Il situe un tournant en 1977 pour les jeunes en France. Jusqu'au milieu des années 1970, d'après lui, « être jeune n'a aucune incidence sur le marché du travail ». À partir de 1977, la hausse du salaire d'embauche s'est interrompue et la « jeunesse » est devenue une catégorie administrative d'insertion : missions locales, puis emplois jeunes — des postes à bac+2 « condamnés au SMIC pendant 5 ans » —, et enfin le service civique, qu'il qualifie de « scandale » : « Invoquer le civisme pour faire bosser les gens sans les payer, tout ça est répugnant. »
Bernard Friot conteste aussi l'usage du taux de chômage des jeunes, à 32 %, pour justifier cette politique : il souligne que 70 % des 18-25 ans sont étudiants et hors de la population active, ramenant à ses yeux le taux réel à environ 30 % des jeunes, et le « poids du chômage » à 10,6 % des 15-24 ans en 2019. Il évoque à ce propos les chauffeurs Uber : « Allez tenter d'expliquer aux jeunes qui font chauffeur Uber de manière volontaire qu'il vaut mieux aller tenir les murs ou dealer. »
Une critique du revenu universel
Bernard Friot oppose explicitement son projet au revenu universel. Il rattache ce dernier à une logique de garantie minimale de revenu, compatible avec le maintien du marché du travail tel qu'il fonctionne. Il y voit « une version de l'allocation universelle qui ne dit pas son nom » et non une transformation du statut du travail.
Le dispositif qu'il défend ne repose pas sur un montant identique pour tous. Dans les textes récents du Réseau salariat, auquel il participe, chaque résident sur le territoire national serait titulaire d'une qualification à partir de 18 ans. Le premier niveau correspondrait à 1 700 à 1 800 euros net par mois, avec une progression possible jusqu'à environ 5 000 euros, dans « la limite d'un rapport de 1 à 3 ».
Bernard Friot ne propose donc pas la disparition de toute hiérarchie salariale. Il juge qu'un salaire unique n'est pas envisageable à ce stade et maintient l'idée d'écarts de rémunération pour inciter à accomplir certains travaux nécessaires.
Une autre définition du travail
Cette proposition repose sur une définition élargie du travail. Bernard Friot distingue le fait d'être « au travail » du fait d'être responsable, comme citoyen, de l'organisation de la production. « On peut être en permanence en responsabilité vis-à-vis du travail sans être en permanence au travail », résume-t-il.
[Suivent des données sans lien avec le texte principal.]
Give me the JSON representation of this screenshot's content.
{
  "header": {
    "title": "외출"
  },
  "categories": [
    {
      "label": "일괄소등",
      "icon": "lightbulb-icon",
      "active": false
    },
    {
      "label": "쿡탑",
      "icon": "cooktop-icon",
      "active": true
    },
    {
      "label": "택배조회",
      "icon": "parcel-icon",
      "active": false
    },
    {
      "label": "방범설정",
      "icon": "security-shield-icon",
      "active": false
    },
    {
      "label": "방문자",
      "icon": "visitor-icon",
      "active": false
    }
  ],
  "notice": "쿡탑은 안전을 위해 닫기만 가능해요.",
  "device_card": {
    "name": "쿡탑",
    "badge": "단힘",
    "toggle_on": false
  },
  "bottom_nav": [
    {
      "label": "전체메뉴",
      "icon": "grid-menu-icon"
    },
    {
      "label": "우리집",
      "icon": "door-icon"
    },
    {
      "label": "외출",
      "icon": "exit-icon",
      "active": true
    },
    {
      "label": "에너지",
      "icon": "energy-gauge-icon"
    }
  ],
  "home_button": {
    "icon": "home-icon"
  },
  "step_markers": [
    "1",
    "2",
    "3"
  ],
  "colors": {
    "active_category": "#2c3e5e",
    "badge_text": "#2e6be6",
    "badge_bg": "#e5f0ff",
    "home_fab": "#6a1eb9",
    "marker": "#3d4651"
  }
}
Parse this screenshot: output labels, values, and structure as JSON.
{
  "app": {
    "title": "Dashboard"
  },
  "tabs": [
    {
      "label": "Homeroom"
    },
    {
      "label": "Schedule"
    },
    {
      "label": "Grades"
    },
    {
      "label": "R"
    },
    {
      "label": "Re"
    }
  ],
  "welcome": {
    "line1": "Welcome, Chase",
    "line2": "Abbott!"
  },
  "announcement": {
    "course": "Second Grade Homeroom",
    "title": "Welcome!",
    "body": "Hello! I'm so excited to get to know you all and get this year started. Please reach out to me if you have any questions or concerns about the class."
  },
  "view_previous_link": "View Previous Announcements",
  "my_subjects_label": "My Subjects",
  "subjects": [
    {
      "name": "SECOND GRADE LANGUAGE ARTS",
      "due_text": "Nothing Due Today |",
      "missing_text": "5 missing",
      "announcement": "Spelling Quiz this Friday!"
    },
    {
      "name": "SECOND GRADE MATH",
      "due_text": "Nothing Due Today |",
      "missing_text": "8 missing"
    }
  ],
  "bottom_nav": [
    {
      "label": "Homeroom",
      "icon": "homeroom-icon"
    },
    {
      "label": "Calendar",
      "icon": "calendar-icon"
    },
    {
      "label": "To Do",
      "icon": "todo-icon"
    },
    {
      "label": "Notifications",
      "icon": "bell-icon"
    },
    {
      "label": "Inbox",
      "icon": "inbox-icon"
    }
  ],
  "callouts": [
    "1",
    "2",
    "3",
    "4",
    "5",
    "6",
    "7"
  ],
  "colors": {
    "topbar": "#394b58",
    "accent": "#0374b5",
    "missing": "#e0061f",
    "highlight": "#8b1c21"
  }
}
À partir de là, il conteste l'idée qu'un revenu garanti conduirait à l'inaction. « Je ne connais personne qui soit candidat à ne rien faire », dit-il. Le salaire n'est plus, dans cette conception, la contrepartie directe d'une tâche ou d'un emploi, mais l'expression d'un droit politique à participer au travail productif.
Bernard Friot lie enfin cette réflexion à une redéfinition de la citoyenneté. Il appelle à étendre la souveraineté démocratique au travail, aux entreprises et aux banques quand elles créent la monnaie, en faisant du travail « le cœur de la politique ».